Summarizing, squares have been used in art for centuries, both in architecture and visual arts. The use of squares in art can be seen in the design of buildings, public spaces, paintings, sculptures, and even in the design of logos and other graphic elements. Squares are often used to create a sense of balance and symmetry, and to provide a solid foundation for the rest of the work.
Conclusion
Summarizing, a square is a twodimensional closed shape with four equal sides and four vertices. It is a special type of rectangle where all sides are equal. A square has many properties that make it unique, including:
 It has four right angles
 Its opposite sides are parallel
 Its diagonals are equal and bisect each other at right angles
 It has rotational symmetry of order four
 It has reflectional symmetry across its diagonals and sides
Squares are commonly found in everyday life, from the tiles on the floor to the screens of our smartphones.
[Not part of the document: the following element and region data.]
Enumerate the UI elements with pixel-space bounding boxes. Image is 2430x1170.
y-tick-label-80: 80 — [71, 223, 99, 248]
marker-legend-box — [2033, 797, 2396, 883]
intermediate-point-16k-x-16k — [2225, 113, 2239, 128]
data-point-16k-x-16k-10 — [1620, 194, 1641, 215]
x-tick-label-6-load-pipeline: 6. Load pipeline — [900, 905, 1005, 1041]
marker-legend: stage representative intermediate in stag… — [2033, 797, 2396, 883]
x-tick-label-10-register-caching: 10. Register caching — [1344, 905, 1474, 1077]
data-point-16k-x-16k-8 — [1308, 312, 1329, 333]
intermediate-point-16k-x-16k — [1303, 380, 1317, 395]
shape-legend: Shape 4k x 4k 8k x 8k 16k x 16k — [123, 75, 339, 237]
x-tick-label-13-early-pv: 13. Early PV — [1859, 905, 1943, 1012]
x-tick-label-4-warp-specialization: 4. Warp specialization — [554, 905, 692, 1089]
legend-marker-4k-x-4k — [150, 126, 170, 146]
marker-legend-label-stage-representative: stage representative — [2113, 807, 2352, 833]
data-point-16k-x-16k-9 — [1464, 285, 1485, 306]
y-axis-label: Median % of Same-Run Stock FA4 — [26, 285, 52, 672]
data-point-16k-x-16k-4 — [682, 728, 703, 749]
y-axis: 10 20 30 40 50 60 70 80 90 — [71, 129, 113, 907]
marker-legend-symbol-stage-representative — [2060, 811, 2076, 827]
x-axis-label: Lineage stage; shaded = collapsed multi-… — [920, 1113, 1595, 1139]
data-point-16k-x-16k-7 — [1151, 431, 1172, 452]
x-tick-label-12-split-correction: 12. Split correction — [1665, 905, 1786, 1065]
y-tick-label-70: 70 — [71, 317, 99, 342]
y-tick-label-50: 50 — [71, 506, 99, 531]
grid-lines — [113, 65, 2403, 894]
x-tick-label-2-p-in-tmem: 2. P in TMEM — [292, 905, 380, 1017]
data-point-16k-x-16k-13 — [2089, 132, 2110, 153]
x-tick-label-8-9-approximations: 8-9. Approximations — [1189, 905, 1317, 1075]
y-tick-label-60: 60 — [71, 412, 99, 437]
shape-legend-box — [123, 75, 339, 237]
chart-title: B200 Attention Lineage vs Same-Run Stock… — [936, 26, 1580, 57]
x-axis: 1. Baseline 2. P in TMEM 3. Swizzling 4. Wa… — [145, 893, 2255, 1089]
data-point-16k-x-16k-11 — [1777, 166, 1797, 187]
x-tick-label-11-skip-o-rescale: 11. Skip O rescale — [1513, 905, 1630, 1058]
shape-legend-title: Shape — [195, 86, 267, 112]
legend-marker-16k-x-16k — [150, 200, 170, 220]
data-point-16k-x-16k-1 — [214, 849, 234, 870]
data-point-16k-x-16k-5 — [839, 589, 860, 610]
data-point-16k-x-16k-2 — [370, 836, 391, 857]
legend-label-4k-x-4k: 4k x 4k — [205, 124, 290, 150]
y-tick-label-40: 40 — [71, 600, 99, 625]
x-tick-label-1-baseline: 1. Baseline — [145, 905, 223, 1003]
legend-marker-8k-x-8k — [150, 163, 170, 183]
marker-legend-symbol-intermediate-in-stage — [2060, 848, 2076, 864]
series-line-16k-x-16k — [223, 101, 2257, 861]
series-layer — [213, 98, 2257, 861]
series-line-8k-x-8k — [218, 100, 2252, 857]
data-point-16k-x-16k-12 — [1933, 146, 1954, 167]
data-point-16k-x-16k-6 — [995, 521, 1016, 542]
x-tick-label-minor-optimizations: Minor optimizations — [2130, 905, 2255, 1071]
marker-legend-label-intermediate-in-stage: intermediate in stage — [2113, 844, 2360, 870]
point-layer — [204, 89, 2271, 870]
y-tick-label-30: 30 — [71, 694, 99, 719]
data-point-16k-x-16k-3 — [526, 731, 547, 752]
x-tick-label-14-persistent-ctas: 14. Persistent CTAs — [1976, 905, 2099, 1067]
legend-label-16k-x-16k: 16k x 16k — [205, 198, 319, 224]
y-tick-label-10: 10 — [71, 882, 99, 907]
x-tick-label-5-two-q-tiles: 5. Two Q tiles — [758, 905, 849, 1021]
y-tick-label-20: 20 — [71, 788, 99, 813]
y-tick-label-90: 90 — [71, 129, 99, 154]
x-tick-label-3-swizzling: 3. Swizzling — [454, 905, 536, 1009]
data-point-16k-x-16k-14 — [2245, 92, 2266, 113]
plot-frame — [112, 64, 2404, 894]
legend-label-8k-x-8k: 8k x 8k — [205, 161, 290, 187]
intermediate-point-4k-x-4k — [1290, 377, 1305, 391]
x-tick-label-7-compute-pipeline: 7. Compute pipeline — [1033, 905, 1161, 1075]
They are also used in various fields of study, such as mathematics, engineering, and art.
It is important to note that while all squares are rectangles, not all rectangles are squares. This is because a rectangle only needs to have four right angles, while a square needs to have four equal sides as well.
In summary, squares are a fundamental shape in geometry with unique properties that make them useful in various applications. Understanding the properties and characteristics of squares can help in solving problems and creating new designs.